Sakit bisa bermakna lebih luas menjadi sebagai sebuah kondisi yang tidak nyaman. Tidak banyak orang yang bisa bertahan dalam kondisi yang tidak nyaman. Meskipun kondisi-kondisi seperti itu yang sebenarnya akan membuat mereka berkembang dan punya pengalaman berbeda dengan orang lain. Maka saya justru senang sekali ketika dihadapkan pada kegiatan-kegiatan atau proyek-proyek yang terjun langsung ke kehidupan masyarakat yang mungkin tidak pernah kita bayangkan sebelumnya.
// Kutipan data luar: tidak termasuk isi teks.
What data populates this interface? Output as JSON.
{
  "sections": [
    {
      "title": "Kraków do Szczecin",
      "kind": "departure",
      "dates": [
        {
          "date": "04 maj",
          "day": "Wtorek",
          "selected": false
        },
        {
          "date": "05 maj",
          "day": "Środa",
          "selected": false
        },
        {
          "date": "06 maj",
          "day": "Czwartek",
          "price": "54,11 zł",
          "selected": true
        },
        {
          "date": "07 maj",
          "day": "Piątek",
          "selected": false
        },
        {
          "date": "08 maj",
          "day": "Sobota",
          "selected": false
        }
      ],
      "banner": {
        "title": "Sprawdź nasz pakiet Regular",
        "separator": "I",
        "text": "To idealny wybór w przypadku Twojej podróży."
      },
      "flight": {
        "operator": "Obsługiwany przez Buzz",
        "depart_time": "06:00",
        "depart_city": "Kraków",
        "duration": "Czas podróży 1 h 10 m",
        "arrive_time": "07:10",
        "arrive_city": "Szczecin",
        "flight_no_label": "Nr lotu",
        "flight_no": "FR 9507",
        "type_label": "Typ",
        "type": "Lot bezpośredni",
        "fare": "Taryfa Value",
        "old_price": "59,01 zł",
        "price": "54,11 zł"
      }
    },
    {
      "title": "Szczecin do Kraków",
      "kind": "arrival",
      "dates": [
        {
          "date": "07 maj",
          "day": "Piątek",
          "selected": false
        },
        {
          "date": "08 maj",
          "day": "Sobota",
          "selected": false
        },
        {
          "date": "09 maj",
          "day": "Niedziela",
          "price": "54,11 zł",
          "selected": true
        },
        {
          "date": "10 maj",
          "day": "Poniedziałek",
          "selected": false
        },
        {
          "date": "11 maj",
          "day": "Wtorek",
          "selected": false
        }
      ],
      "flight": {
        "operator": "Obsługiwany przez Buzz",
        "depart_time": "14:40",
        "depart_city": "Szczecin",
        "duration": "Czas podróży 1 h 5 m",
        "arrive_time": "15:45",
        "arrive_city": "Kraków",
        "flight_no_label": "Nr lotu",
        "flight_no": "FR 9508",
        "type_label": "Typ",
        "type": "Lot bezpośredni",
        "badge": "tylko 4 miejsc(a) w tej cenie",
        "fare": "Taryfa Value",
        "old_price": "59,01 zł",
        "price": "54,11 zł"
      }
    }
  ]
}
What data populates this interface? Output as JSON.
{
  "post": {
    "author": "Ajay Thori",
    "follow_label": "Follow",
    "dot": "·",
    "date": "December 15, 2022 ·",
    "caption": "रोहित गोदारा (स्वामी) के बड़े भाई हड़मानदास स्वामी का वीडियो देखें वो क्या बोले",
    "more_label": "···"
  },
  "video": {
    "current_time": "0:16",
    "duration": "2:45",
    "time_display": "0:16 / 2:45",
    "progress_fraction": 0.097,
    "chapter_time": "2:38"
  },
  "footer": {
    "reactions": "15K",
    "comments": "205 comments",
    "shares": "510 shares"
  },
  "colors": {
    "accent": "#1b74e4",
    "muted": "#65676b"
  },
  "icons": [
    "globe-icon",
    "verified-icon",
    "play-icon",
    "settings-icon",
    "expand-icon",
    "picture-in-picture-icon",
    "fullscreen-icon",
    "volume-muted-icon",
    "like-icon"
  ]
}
Menemui orang papa lagi tua yang harus tinggal sendiri dengan kondisi lumpuh, menyaksikan seorang adik yang harus menjalani penyakit-penyakit yang tidak umum, menyaksikan penyakit-penyakit kemiskinan (baik miskin materi atau non materi) , sakit kebodohan yang mungkin dalam beberapa kondisi mereka lebih tepat disebut "pesakitan" yang menjadi korban sebuah sistem.